The Barbra Streisand Women’s Heart Center in Cedars-Sinai’s Heart Institute will be named for the famed entertainer in recognition of her philanthropic commitment and it will be directed by C. Noel Bairey Merz, MD, a cardiologist and nationally respected expert on women’s cardiovascular disease.
Barbra Streisand has a long association with Cedars-Sinai Medical Center, supporting a regenerative medicine research fund in 2007, then underwriting The Barbra Streisand Women’s Cardiovascular Research and Education Program in 2008. In 2011, she received the Cedars-Sinai Board of Governors Humanitarian Award for her efforts on behalf of women’s heart health and her many other philanthropic activities.
“Women around the world are dying in alarming numbers from an epidemic of heart disease,” Streisand said. “We can no longer afford the unfair misconception that heart disease is mostly a man’s problem. Nothing could be further from the truth, and in fact this fallacy relegates women to second class citizens. The need for more research into women’s heart disease is urgent.”
“Barbra Streisand’s leadership allows us to dedicate significant resources to women’s heart healthcare, education, and research,” said Eduardo Marban, MD, PhD, director of the Cedars-Sinai Heart Institute and the Mark S. Siegel Family Professor. “With heart disease the No. 1 killer of women, we need this level of significant investment to find innovative solutions.”
Her involvement goes far beyond philanthropy. “Barbra Streisand has been an inspired and tireless partner for Cedars-Sinai, helping us to spread the word globally about the need to improve treatment and research of women’s heart disease,” said Bairey Merz, Women’s Guild Chair in Women’s Health at Cedars-Sinai. “We are honored to partner with her and to build on this exciting partnership to defeat women’s heart disease.”
Streisand focused on women’s heart disease when she learned the stunning facts about this condition. More than 500,000 women die each year in the United States from cardiovascular disease, more than all cancers combined. At least 40 percent of women do not survive their first heart attack. Since 1984, more women have died annually from cardiovascular disease than men. Despite growing evidence that women’s heart disease symptoms differ from men’s, women have been diagnosed for decades based on research conducted largely with male subjects.
The Barbra Streisand Women’s Heart Center is working to correct that gender inequality through research into female-pattern ischemic heart disease, the development of new diagnostic tools and specialized care for women.
Center physicians and researchers also are improving the understanding of microvascular coronary dysfunction, a condition that affects mostly women and goes undetected in standard heart disease tests; the heart’s small vessels in this dysfunction lose their ability to dilate and allow blood flow. Researchers also have identified gender-specific genes that increase or reduce heart disease risk in women and are exploring the power of female stem cells in regenerating healthy heart muscle after a heart attack.

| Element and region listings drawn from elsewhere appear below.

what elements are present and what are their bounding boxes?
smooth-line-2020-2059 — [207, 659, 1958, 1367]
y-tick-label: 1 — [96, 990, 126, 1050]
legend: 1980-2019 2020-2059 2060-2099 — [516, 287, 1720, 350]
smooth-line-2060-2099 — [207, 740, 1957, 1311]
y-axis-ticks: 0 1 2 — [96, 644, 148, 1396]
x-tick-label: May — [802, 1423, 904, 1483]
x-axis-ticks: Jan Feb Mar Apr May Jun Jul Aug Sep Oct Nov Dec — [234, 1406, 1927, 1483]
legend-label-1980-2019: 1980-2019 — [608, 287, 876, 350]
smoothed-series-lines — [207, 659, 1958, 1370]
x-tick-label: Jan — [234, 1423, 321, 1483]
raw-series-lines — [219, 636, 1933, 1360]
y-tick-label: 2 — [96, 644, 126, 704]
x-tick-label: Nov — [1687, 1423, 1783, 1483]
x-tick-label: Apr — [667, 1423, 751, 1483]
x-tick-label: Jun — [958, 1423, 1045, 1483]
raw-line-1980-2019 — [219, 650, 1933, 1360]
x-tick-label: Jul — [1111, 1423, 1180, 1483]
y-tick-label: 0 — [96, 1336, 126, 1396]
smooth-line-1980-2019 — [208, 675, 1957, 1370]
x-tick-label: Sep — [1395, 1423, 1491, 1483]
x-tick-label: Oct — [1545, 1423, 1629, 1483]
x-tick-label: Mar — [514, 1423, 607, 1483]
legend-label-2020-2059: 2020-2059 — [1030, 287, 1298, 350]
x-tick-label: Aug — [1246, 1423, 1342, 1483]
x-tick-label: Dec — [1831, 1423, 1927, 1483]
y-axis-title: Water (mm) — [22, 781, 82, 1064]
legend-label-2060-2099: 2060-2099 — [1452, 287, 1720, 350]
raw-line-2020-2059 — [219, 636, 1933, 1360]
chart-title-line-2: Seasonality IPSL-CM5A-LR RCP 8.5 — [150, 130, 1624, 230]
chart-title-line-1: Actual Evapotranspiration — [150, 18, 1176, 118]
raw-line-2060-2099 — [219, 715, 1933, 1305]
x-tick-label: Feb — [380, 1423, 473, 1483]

Streisand’s latest commitment will support an expansion of these efforts, along with ambitious programs in prevention and education. These efforts will also benefit men, which is important since heart disease is also the number one killer of men.
Since its inception in 1986, the Streisand Foundation has made grants to national organizations working on women’s health, preservation of the environment, voter education, protection of civil liberties and civil rights and nuclear disarmament.